Los caballos tenían ese poquito de dolor. Y lo veían todo azulado y medio gris. El lado humano les hacía ladearse sin alharacas ni piruetas. Ellos no estaban para inventarse mentiras que después tendrían que recordar, más su entereza tampoco les valía. Romper líneas, y no romperlas, era un problema.
Tenían ganas de tirar hacia adelante, y a la par estaban como que muy unidos. Eran tiempo, ayuda, apoyo. Atacaban a campo cerrado, quietos pero vigorosos. No solo escuchaban a los que pensaban como ellos, o magnificaban lo que veían. Los caballos distinguían a su gente por la forma de caminar, y leían las emociones.

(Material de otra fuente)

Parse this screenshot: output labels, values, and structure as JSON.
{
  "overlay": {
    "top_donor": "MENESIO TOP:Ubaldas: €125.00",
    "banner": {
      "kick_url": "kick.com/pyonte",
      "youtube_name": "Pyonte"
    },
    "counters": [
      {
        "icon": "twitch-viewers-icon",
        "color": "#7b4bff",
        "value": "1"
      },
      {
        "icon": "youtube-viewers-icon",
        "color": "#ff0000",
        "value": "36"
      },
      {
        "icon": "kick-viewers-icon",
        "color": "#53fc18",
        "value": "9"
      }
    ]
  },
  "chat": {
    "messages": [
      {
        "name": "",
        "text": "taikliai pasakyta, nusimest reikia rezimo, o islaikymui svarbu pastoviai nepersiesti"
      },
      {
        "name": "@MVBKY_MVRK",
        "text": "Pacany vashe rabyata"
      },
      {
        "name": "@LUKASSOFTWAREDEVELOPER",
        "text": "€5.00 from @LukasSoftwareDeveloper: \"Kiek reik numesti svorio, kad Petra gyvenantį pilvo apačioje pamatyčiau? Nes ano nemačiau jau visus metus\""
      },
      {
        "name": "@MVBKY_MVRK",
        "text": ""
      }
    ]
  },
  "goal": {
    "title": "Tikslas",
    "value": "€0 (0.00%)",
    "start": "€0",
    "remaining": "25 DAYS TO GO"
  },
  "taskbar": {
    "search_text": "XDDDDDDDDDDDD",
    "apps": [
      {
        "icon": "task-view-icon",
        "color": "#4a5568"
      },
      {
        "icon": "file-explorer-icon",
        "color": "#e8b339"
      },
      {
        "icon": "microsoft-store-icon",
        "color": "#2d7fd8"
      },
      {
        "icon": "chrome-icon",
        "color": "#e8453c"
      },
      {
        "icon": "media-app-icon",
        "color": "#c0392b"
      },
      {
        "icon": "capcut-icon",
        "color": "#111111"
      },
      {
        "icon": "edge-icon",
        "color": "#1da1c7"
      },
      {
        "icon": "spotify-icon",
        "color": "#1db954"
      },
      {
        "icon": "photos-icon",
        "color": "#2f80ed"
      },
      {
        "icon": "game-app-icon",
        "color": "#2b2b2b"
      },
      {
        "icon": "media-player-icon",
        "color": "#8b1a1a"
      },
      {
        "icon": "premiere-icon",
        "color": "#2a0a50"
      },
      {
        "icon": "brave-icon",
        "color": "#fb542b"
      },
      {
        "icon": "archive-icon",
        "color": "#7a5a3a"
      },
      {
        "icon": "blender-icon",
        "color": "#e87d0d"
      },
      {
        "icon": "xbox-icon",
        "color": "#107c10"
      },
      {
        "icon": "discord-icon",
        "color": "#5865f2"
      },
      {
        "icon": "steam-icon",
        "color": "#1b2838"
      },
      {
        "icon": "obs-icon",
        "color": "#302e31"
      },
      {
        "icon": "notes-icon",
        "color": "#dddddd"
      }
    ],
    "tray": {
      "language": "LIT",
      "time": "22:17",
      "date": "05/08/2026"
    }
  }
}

Eran dóciles, cariñosos, y de un porte mayúsculo. Los tres.
Y no tenían duelo alguno por la jerarquía, cada cual tenía su rol e iban a una. Si bien, tenían afectada la cabalgada y sus miradas tiernas y perfectas, de una espesura impenetrable. Había mucho que aprender de esos mamíferos de gran habilidad y pelaje. El niño, instalado en su llanto, seguía exigiendo e invitando. A los mayores los volvía locos, prefiriendo mirar para otro lado, cosa que los hacía humanos e ignorantes creyendo que no había maldad en esa sostenibilidad; a los caballos, les bailaba la mirada en su quietud, máxime, cuando ese peque les buscaba los pies y no le atisbaban descanso al crío, queriéndolo y rechazándolo.